量子力学

【こんな話】

パーティでたまたま隣り合わせになり雑談をしたのが、フリーのアナウンサーなどをやっているという女性。
彼女はどこをどう突いても文科系でしかないのだが、ゴリゴリの理科系の男性とデートをしたときの話をしてくれた。
(アラサー女子には結婚の“隠れ候補”マーケットとして理科系大学院男子が結構な人気という話は聞いたことがある。調教し易いと……。)

 「で、食事しながらだったんですけど、彼はずっと量子力学の話だったの、3時間も……」

「うわっ!そりゃ大変だ。難し過ぎてつまらなかったんじゃない?」

「ううん。面白かった」
「へえ〜どこら辺りが……」

「彼が一所懸命にしゃべるのが、可愛いのよ」

「あらら……」

「あんなに目を輝かして情熱を傾けて話されちゃうとドキドキするのよ」

「量子力学自体はどうだった?」

「それはいいの。彼が力込めるタイミングで、すご〜い!!って言ってやればいいんだから。凄い!ってことでは間違いはないんでしょう?」

「まあ、そうなんだけどね……」


 「女族」って凄いよね。大概の女の人は男をナメている。能書きこいて、演説して、正義とかを振りかざし、立場とか志とか思想といったどうでもいいことに血祭りを上げ、挙げ句の果てにまったく大したことなんかできない「男という種族」にタカを括っている。

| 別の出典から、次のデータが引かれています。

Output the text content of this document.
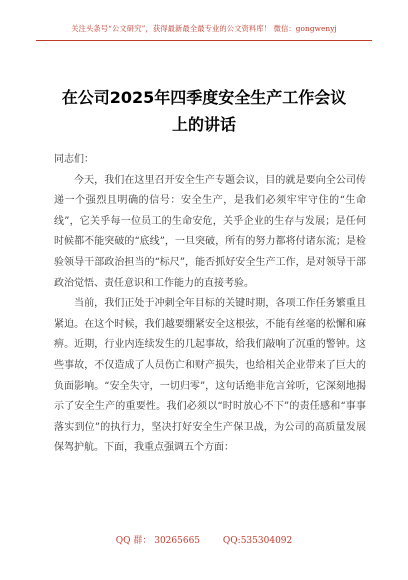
关注头条号“公文研究”，获得最新最全最专业的公文资料库！ 微信：gongwenyj
在公司2025年四季度安全生产工作会议
上的讲话

同志们：

今天，我们在这里召开安全生产专题会议，目的就是要向全公司传递一个强烈且明确的信号：安全生产，是我们必须牢牢守住的“生命线”，它关乎每一位员工的生命安危，关乎企业的生存与发展；是任何时候都不能突破的“底线”，一旦突破，所有的努力都将付诸东流；是检验领导干部政治担当的“标尺”，能否抓好安全生产工作，是对领导干部政治觉悟、责任意识和工作能力的直接考验。

当前，我们正处于冲刺全年目标的关键时期，各项工作任务繁重且紧迫。在这个时候，我们越要绷紧安全这根弦，不能有丝毫的松懈和麻痹。近期，行业内连续发生的几起事故，给我们敲响了沉重的警钟。这些事故，不仅造成了人员伤亡和财产损失，也给相关企业带来了巨大的负面影响。“安全失守，一切归零”，这句话绝非危言耸听，它深刻地揭示了安全生产的重要性。我们必须以“时时放心不下”的责任感和“事事落实到位”的执行力，坚决打好安全生产保卫战，为公司的高质量发展保驾护航。下面，我重点强调五个方面：

QQ 群： 30265665	QQ:535304092
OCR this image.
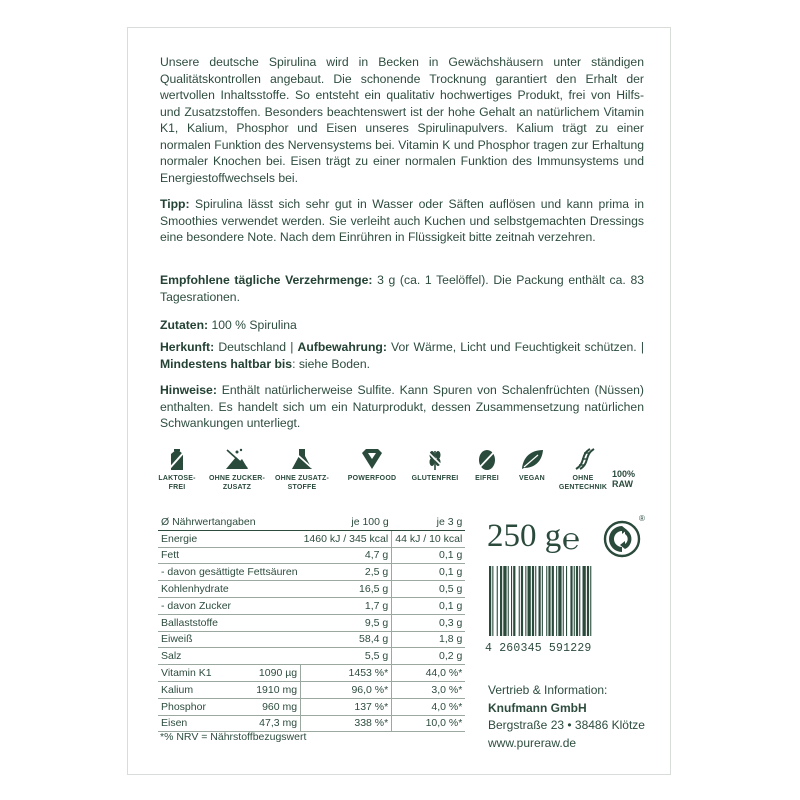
Unsere deutsche Spirulina wird in Becken in Gewächshäusern unter ständigen Qualitätskontrollen angebaut. Die schonende Trocknung garantiert den Erhalt der wertvollen Inhaltsstoffe. So entsteht ein qualitativ hochwertiges Produkt, frei von Hilfs- und Zusatzstoffen. Besonders beachtenswert ist der hohe Gehalt an natürlichem Vitamin K1, Kalium, Phosphor und Eisen unseres Spirulinapulvers. Kalium trägt zu einer normalen Funktion des Nervensystems bei. Vitamin K und Phosphor tragen zur Erhaltung normaler Knochen bei. Eisen trägt zu einer normalen Funktion des Immunsystems und Energiestoffwechsels bei.
Tipp: Spirulina lässt sich sehr gut in Wasser oder Säften auflösen und kann prima in Smoothies verwendet werden. Sie verleiht auch Kuchen und selbstgemachten Dressings eine besondere Note. Nach dem Einrühren in Flüssigkeit bitte zeitnah verzehren.
Empfohlene tägliche Verzehrmenge: 3 g (ca. 1 Teelöffel). Die Packung enthält ca. 83 Tagesrationen.
Zutaten: 100 % Spirulina
Herkunft: Deutschland | Aufbewahrung: Vor Wärme, Licht und Feuchtigkeit schützen. | Mindestens haltbar bis: siehe Boden.
Hinweise: Enthält natürlicherweise Sulfite. Kann Spuren von Schalenfrüchten (Nüssen) enthalten. Es handelt sich um ein Naturprodukt, dessen Zusammensetzung natürlichen Schwankungen unterliegt.
LAKTOSE-
FREI
OHNE ZUCKER-
ZUSATZ
OHNE ZUSATZ-
STOFFE
POWERFOOD	GLUTENFREI	EIFREI	VEGAN	OHNE
GENTECHNIK
100%
RAW
Ø Nährwertangaben		je 100 g	je 3 g
Energie		1460 kJ / 345 kcal	44 kJ / 10 kcal
Fett		4,7 g	0,1 g
- davon gesättigte Fettsäuren		2,5 g	0,1 g
Kohlenhydrate		16,5 g	0,5 g
- davon Zucker		1,7 g	0,1 g
Ballaststoffe		9,5 g	0,3 g
Eiweiß		58,4 g	1,8 g
Salz		5,5 g	0,2 g
Vitamin K1	1090 µg	1453 %*	44,0 %*
Kalium	1910 mg	96,0 %*	3,0 %*
Phosphor	960 mg	137 %*	4,0 %*
Eisen	47,3 mg	338 %*	10,0 %*
*% NRV = Nährstoffbezugswert
250 g ℮
®
4 260345 591229
Vertrieb & Information:
Knufmann GmbH
Bergstraße 23 • 38486 Klötze
www.pureraw.de
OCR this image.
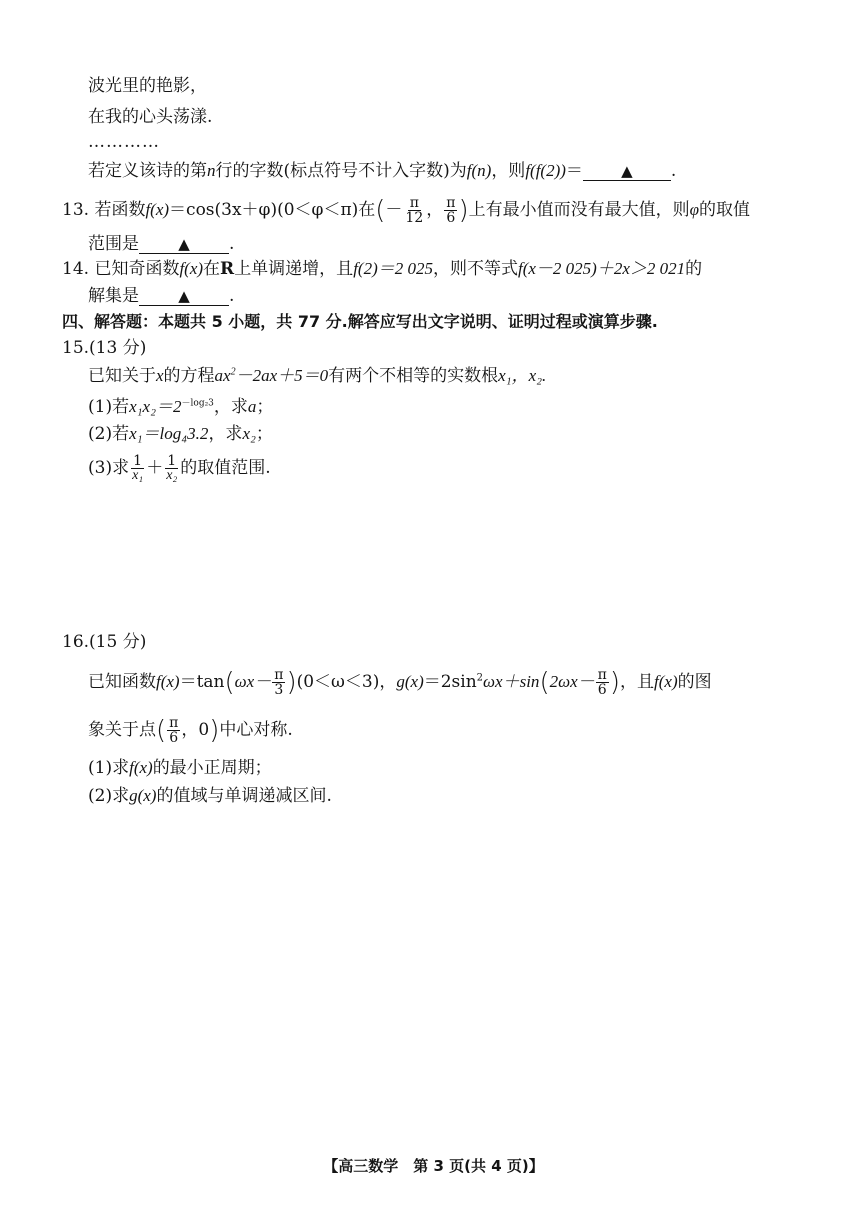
波光里的艳影，
在我的心头荡漾.
…………
若定义该诗的第n行的字数(标点符号不计入字数)为f(n)，则f(f(2))＝	▲ .
13. 若函数f(x)＝cos(3x＋φ)(0＜φ＜π)在(－ $\frac{\pi}{12}$ ， $\frac{\pi}{6}$ )上有最小值而没有最大值，则φ的取值
范围是	▲ .
14. 已知奇函数f(x)在R上单调递增，且f(2)＝2 025，则不等式f(x－2 025)＋2x＞2 021的
解集是	▲ .
四、解答题：本题共 5 小题，共 77 分.解答应写出文字说明、证明过程或演算步骤.
15.(13 分)
已知关于x的方程$ax^2-2ax+5=0$有两个不相等的实数根x₁，x₂.
(1)若$x_1x_2=2^{-log_23}$，求a；
(2)若x₁＝log₄3.2，求x₂；
(3)求 $\frac{1}{\text{x₁}} + \frac{1}{\text{x₂}}$ 的取值范围.
16.(15 分)
已知函数$f(x)=\tan(\omega x- \frac{\pi}{3} )(0<\omega<3)$，$g(x)=2\sin^2\omega x+\sin(2\omega x- \frac{\pi}{6}$ )，且f(x)的图
象关于点( $\frac{\pi}{6}$ ，0)中心对称.
(1)求f(x)的最小正周期；
(2)求g(x)的值域与单调递减区间.
【高三数学　第 3 页(共 4 页)】
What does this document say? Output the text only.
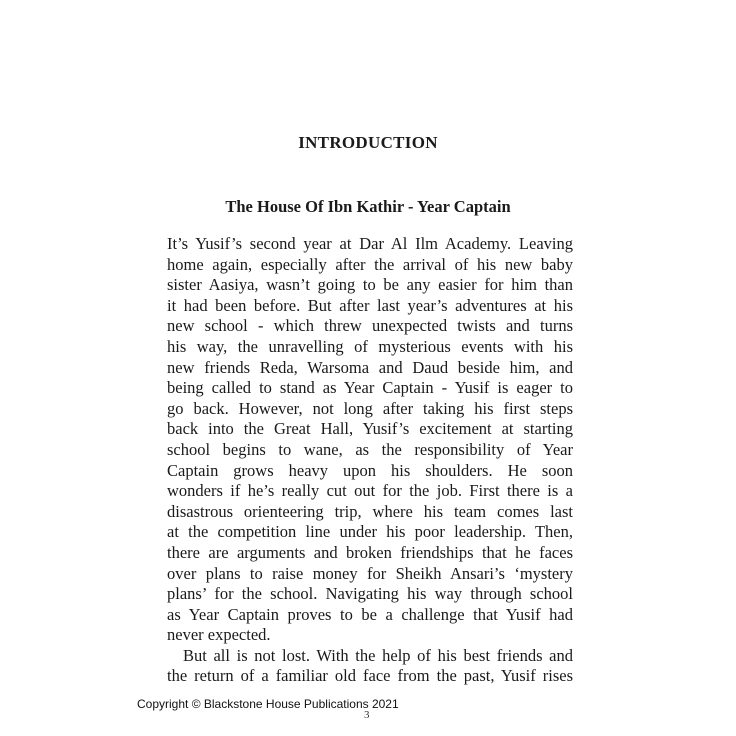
INTRODUCTION
The House Of Ibn Kathir - Year Captain
It’s Yusif’s second year at Dar Al Ilm Academy. Leaving
home again, especially after the arrival of his new baby
sister Aasiya, wasn’t going to be any easier for him than
it had been before. But after last year’s adventures at his
new school - which threw unexpected twists and turns
his way, the unravelling of mysterious events with his
new friends Reda, Warsoma and Daud beside him, and
being called to stand as Year Captain - Yusif is eager to
go back. However, not long after taking his first steps
back into the Great Hall, Yusif’s excitement at starting
school begins to wane, as the responsibility of Year
Captain grows heavy upon his shoulders. He soon
wonders if he’s really cut out for the job. First there is a
disastrous orienteering trip, where his team comes last
at the competition line under his poor leadership. Then,
there are arguments and broken friendships that he faces
over plans to raise money for Sheikh Ansari’s ‘mystery
plans’ for the school. Navigating his way through school
as Year Captain proves to be a challenge that Yusif had
never expected.
But all is not lost. With the help of his best friends and
the return of a familiar old face from the past, Yusif rises
Copyright © Blackstone House Publications 2021
3
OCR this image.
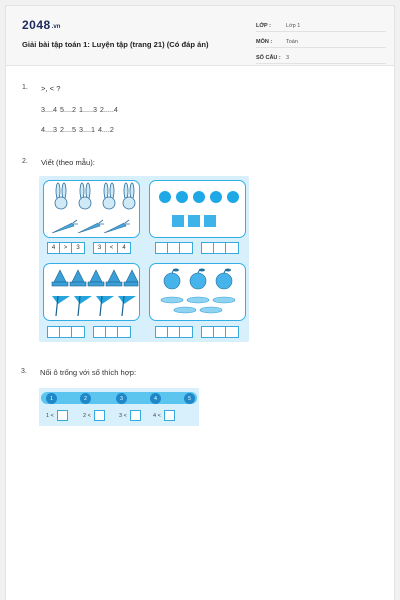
2048.vn
Giải bài tập toán 1: Luyện tập (trang 21) (Có đáp án)
LỚP :	Lớp 1
MÔN :	Toán
SỐ CÂU : 3
1. >, < ?
3....4 5....2 1.....3 2.....4
4....3 2....5 3....1 4....2
2. Viết (theo mẫu):
4	>	3	3	<	4
3. Nối ô trống với số thích hợp:
1	2	3	4	5
1 <	2 <	3 <	4 <
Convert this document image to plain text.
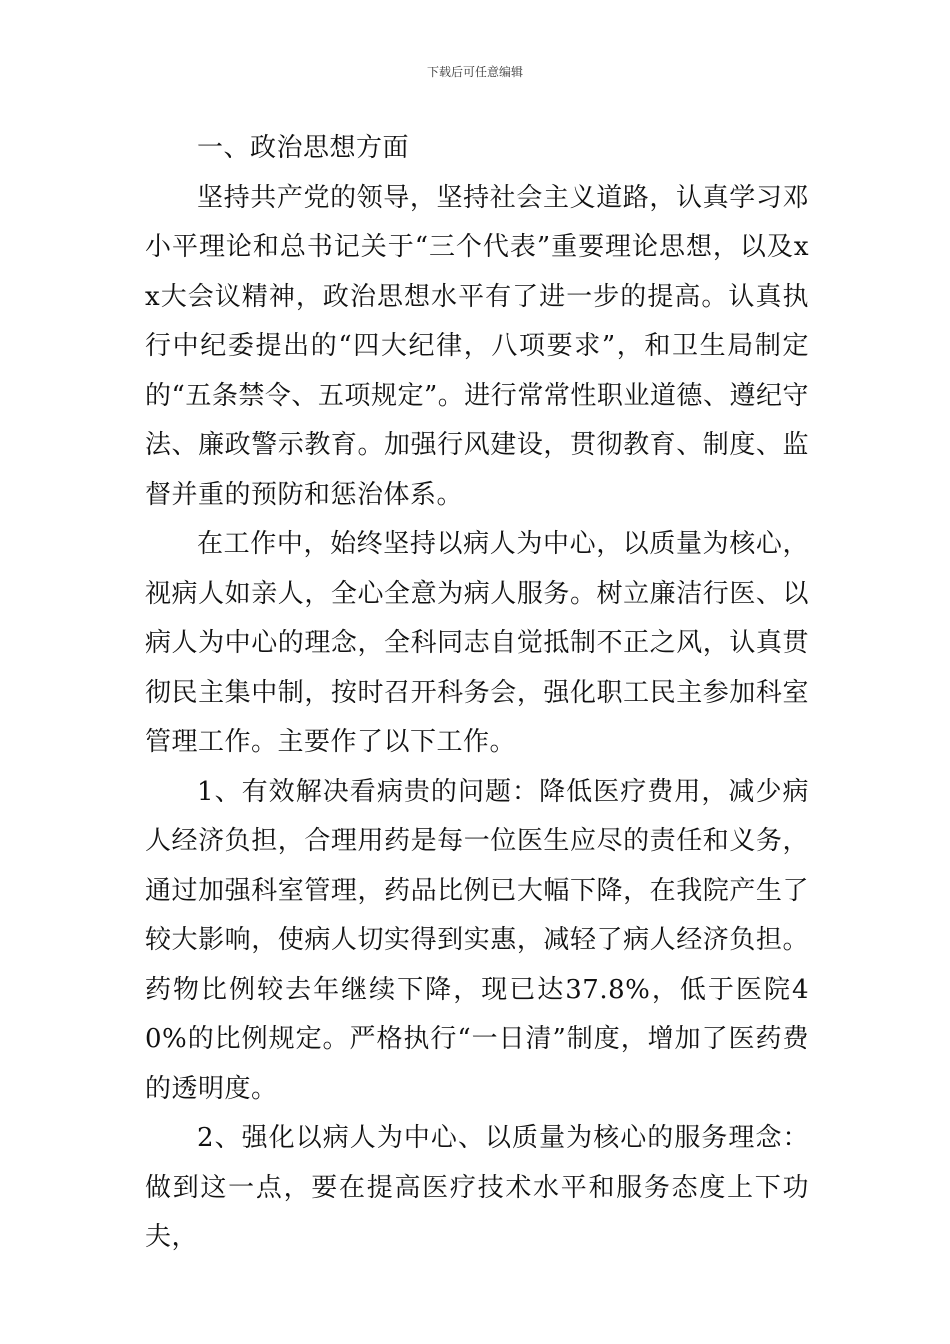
下载后可任意编辑

一、政治思想方面

坚持共产党的领导，坚持社会主义道路，认真学习邓小平理论和总书记关于“三个代表”重要理论思想，以及xx大会议精神，政治思想水平有了进一步的提高。认真执行中纪委提出的“四大纪律，八项要求”，和卫生局制定的“五条禁令、五项规定”。进行常常性职业道德、遵纪守法、廉政警示教育。加强行风建设，贯彻教育、制度、监督并重的预防和惩治体系。

在工作中，始终坚持以病人为中心，以质量为核心，视病人如亲人，全心全意为病人服务。树立廉洁行医、以病人为中心的理念，全科同志自觉抵制不正之风，认真贯彻民主集中制，按时召开科务会，强化职工民主参加科室管理工作。主要作了以下工作。

1、有效解决看病贵的问题：降低医疗费用，减少病人经济负担，合理用药是每一位医生应尽的责任和义务，通过加强科室管理，药品比例已大幅下降，在我院产生了较大影响，使病人切实得到实惠，减轻了病人经济负担。药物比例较去年继续下降，现已达37.8%，低于医院40%的比例规定。严格执行“一日清”制度，增加了医药费的透明度。

2、强化以病人为中心、以质量为核心的服务理念：做到这一点，要在提高医疗技术水平和服务态度上下功夫，
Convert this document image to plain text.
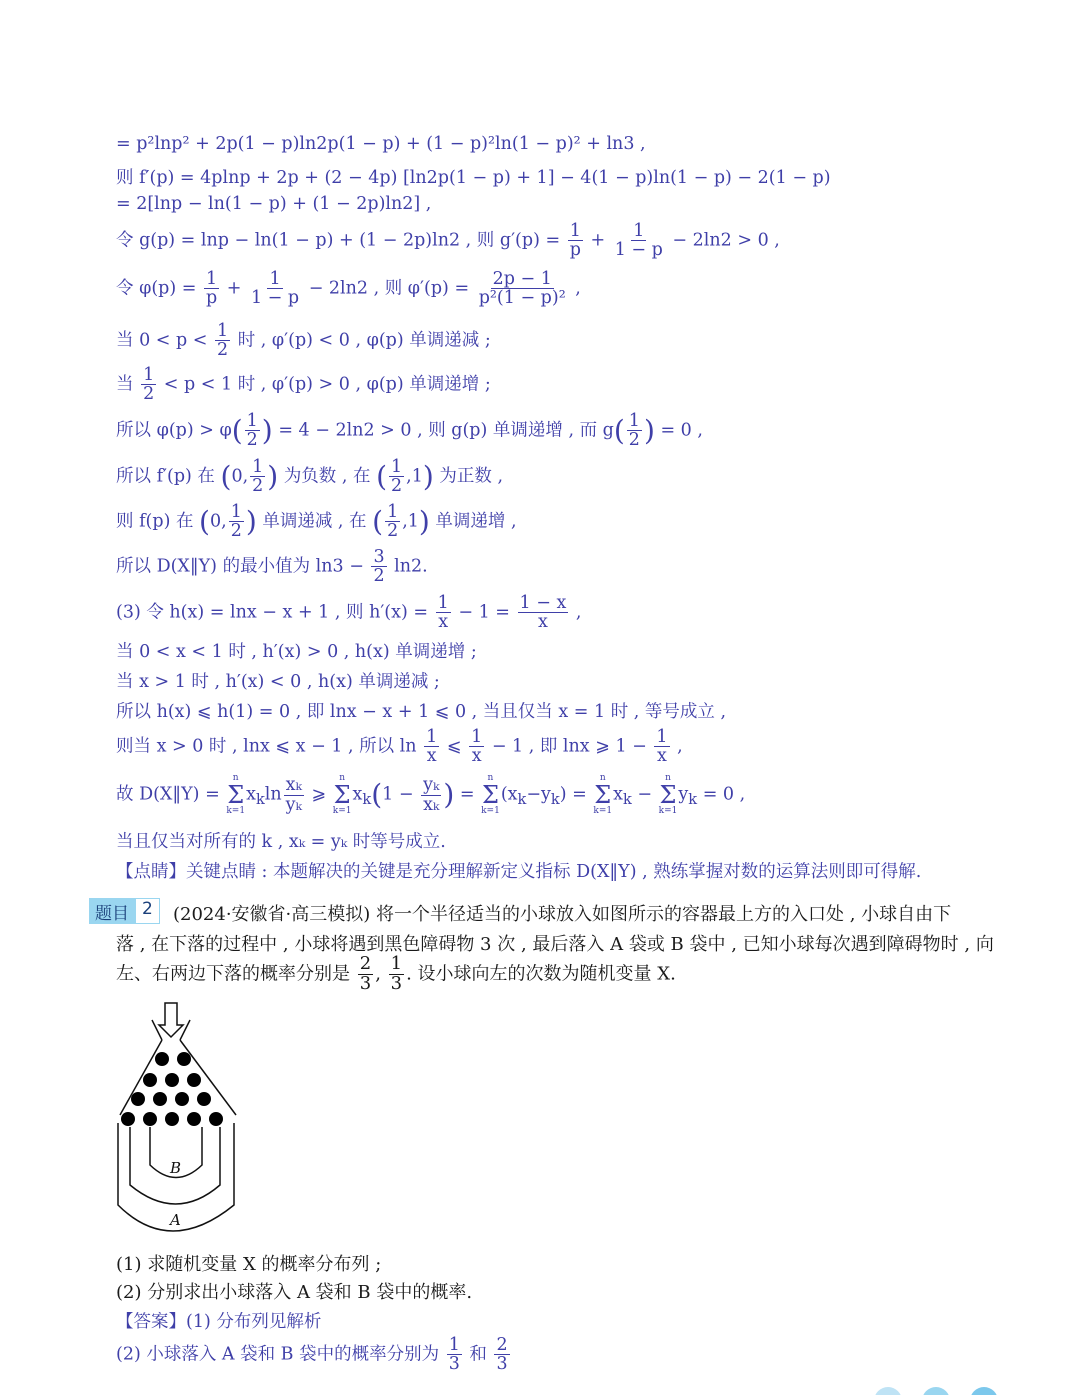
= p²lnp² + 2p(1 − p)ln2p(1 − p) + (1 − p)²ln(1 − p)² + ln3 ,
则 f′(p) = 4plnp + 2p + (2 − 4p) [ln2p(1 − p) + 1] − 4(1 − p)ln(1 − p) − 2(1 − p)
= 2[lnp − ln(1 − p) + (1 − 2p)ln2] ,
令 g(p) = lnp − ln(1 − p) + (1 − 2p)ln2 , 则 $g'(p) = \frac{1}{p} + \frac{1}{1 - p} - 2\ln 2 > 0$ ,
令 $\varphi(p) = \frac{1}{p} + \frac{1}{1 - p} - 2\ln 2$ , 则 $\varphi'(p) = \frac{2p - 1}{\text{p²(1 − p)²}}$ ,
当 $0 < p < \frac{1}{2}$ 时 , φ′(p) < 0 , φ(p) 单调递减 ;
当 $\frac{1}{2} < p < 1$ 时 , φ′(p) > 0 , φ(p) 单调递增 ;
所以 $\varphi(p) > \varphi( \frac{1}{2}$ ) = 4 − 2ln2 > 0 , 则 g(p) 单调递增 , 而 $g( \frac{1}{2}$ ) = 0 ,
所以 f′(p) 在 (0, $\frac{1}{2}$ ) 为负数 , 在 ( $\frac{1}{2} ,1$) 为正数 ,
则 f(p) 在 (0, $\frac{1}{2}$ ) 单调递减 , 在 ( $\frac{1}{2} ,1$) 单调递增 ,
所以 D(X‖Y) 的最小值为 $\ln 3 - \frac{3}{2} \ln 2$.
(3) 令 h(x) = lnx − x + 1 , 则 $h'(x) = \frac{1}{x} - 1 = \frac{1 - x}{x}$ ,
当 0 < x < 1 时 , h′(x) > 0 , h(x) 单调递增 ;
当 x > 1 时 , h′(x) < 0 , h(x) 单调递减 ;
所以 h(x) ⩽ h(1) = 0 , 即 lnx − x + 1 ⩽ 0 , 当且仅当 x = 1 时 , 等号成立 ,
则当 x > 0 时 , lnx ⩽ x − 1 , 所以 $\ln \frac{1}{x}$ ⩽ $\frac{1}{x} - 1$ , 即 lnx ⩾ $1 - \frac{1}{x}$ ,
故 D(X‖Y) =
n
Σ
k=1
$x_k\ln \frac{\text{xₖ}}{\text{yₖ}}$ ⩾
n
Σ
k=1
$x_k(1 - \frac{\text{yₖ}}{\text{xₖ}}$ ) =
n
Σ
k=1
$(x_k-y_k)$ =
n
Σ
k=1
$x_k$ −
n
Σ
k=1
$y_k = 0$ ,
当且仅当对所有的 k , xₖ = yₖ 时等号成立.
【点睛】关键点睛 : 本题解决的关键是充分理解新定义指标 D(X‖Y) , 熟练掌握对数的运算法则即可得解.
题目 2	(2024·安徽省·高三模拟) 将一个半径适当的小球放入如图所示的容器最上方的入口处 , 小球自由下
落 , 在下落的过程中 , 小球将遇到黑色障碍物 3 次 , 最后落入 A 袋或 B 袋中 , 已知小球每次遇到障碍物时 , 向
左、右两边下落的概率分别是 $\frac{2}{3}$ , $\frac{1}{3}$ . 设小球向左的次数为随机变量 X.
B
A
(1) 求随机变量 X 的概率分布列 ;
(2) 分别求出小球落入 A 袋和 B 袋中的概率.
【答案】(1) 分布列见解析
(2) 小球落入 A 袋和 B 袋中的概率分别为 $\frac{1}{3}$ 和 $\frac{2}{3}$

 「いろんな生意気言ってもね、私がお前のおしめを換えてあげたんだよ」という母親の肝の座り方と繋がっているのだろうと思う。つまり、アレだ……
「いろんなゴタク並べてんだけど、あんたらって子ども産めるの?」という“認識論”というか“見切り”に勝てるものってそうそうない。

「量子力学のものすごさが解らないのは、量子力学を理解できないからだ」って言葉に男はムムッと多少とも焦りの気持ちを持ったりするが、彼女たちからすれば“ちょこざいな!”っていうハナクソ程度のことらしい。

その日もまた女性が偉く見えた。